Online and hybrid collaboration with Microsoft 365 has become the standard in many manufacturing organisations over the past two years. We hear from many organisations that they do not use all functionalities and get stuck in the collaboration. Employees email instead of chat, send files as attachments or use shadow IT to collaborate. During the roundtable on Friday 25 November, we talked to Toyota, Arcadis, Inalfa roof systems and organisations in manufacturing about how they stimulate collaboration and what their challenges are. Below you will find the 8 take-aways.
- By regularly having your employees do surveys, you can uncover pain points and steer the adoption process accordingly. This way you can determine a thorough approach based on the needs of the end users.
- IT is playing an increasingly important role in facilitating a solid employee experience. Interfaces with HR and facilities are becoming stronger and good cooperation is therefore more important.
- A good learning platform contributes to better adoption. Also take a good look at what kind of way of learning suits the different end users.

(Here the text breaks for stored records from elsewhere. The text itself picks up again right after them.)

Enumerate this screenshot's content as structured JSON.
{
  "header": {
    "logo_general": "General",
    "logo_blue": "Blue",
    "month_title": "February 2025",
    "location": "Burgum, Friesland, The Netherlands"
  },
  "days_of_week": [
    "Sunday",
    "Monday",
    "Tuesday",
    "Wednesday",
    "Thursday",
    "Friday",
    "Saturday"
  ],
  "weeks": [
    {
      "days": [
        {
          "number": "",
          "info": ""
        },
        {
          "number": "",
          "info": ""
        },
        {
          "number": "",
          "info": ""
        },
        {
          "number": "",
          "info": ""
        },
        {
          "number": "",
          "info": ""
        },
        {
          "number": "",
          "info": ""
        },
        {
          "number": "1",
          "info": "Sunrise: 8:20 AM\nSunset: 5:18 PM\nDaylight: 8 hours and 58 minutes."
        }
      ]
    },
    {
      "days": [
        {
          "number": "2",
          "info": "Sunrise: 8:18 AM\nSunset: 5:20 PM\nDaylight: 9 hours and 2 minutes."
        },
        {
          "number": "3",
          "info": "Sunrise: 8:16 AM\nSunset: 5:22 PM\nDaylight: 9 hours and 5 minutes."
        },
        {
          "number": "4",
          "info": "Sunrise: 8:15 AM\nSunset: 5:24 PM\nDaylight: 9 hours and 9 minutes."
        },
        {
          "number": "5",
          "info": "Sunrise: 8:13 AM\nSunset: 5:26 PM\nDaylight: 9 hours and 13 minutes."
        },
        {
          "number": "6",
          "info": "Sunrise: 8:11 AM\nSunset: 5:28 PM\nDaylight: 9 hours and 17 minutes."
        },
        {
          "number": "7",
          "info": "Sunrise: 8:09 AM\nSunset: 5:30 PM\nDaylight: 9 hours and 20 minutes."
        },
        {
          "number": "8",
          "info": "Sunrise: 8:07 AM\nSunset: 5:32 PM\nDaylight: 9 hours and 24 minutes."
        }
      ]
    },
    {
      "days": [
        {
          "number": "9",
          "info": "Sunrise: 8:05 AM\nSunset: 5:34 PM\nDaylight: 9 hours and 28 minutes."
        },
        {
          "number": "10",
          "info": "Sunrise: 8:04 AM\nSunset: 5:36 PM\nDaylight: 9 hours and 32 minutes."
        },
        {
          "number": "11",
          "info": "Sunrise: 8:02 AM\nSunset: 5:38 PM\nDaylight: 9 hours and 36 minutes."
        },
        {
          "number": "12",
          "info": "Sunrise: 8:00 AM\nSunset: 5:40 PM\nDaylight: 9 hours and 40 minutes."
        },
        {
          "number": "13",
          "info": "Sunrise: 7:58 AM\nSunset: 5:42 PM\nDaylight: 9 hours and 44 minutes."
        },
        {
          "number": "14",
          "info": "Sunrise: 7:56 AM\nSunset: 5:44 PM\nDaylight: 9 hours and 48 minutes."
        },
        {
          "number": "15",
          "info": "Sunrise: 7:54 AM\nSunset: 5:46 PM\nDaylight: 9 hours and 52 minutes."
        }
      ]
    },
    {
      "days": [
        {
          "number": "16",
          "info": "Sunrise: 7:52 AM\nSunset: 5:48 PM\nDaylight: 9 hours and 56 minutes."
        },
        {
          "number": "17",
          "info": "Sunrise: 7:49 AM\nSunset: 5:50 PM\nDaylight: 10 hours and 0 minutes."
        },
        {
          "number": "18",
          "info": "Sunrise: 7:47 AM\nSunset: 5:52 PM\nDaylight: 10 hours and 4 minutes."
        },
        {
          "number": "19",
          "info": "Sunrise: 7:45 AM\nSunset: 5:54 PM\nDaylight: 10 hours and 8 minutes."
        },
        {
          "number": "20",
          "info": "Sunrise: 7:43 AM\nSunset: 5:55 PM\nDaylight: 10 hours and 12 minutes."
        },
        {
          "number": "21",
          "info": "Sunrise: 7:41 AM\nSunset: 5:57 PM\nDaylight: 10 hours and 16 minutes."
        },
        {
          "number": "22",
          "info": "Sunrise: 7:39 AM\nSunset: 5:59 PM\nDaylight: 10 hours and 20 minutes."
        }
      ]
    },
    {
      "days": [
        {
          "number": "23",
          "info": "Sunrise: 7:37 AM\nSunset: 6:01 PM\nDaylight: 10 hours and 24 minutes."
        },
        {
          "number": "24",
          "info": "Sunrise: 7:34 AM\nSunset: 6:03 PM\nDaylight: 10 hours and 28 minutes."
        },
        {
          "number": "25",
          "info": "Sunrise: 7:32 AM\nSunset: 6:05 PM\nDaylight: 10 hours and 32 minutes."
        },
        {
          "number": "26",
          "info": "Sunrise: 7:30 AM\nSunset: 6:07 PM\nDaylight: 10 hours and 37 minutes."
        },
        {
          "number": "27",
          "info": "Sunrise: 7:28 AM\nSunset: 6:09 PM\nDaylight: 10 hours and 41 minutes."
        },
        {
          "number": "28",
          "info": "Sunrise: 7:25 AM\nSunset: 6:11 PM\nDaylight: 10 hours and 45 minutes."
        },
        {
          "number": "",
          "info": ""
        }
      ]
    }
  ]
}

- The most important factor in implementing behavioural change is to make it clear to them per persona what it brings them. It is important to approach this from the target group, not from IT.
- To inhibit meeting culture, it is useful to have clear before each meeting what the agenda items are and what the role of the participants is. If that is not clear, you do not have to attend the meeting.
- By organising your meeting rooms in the right way, in terms of set-up but also in terms of furniture, you can ensure that remote participants also feel involved during hybrid meetings.
- Microsoft often comes up with new updates and features. Participants have difficulty keeping track of all that information and choosing what is interesting for their users. Rapid Circle can provide customers with the information that is specifically suited to their organisation.
- Many participants have difficulty efficiently organising their IP protection. By imposing as many blocks as possible, e.g. via Azure AD, a leak is less obvious.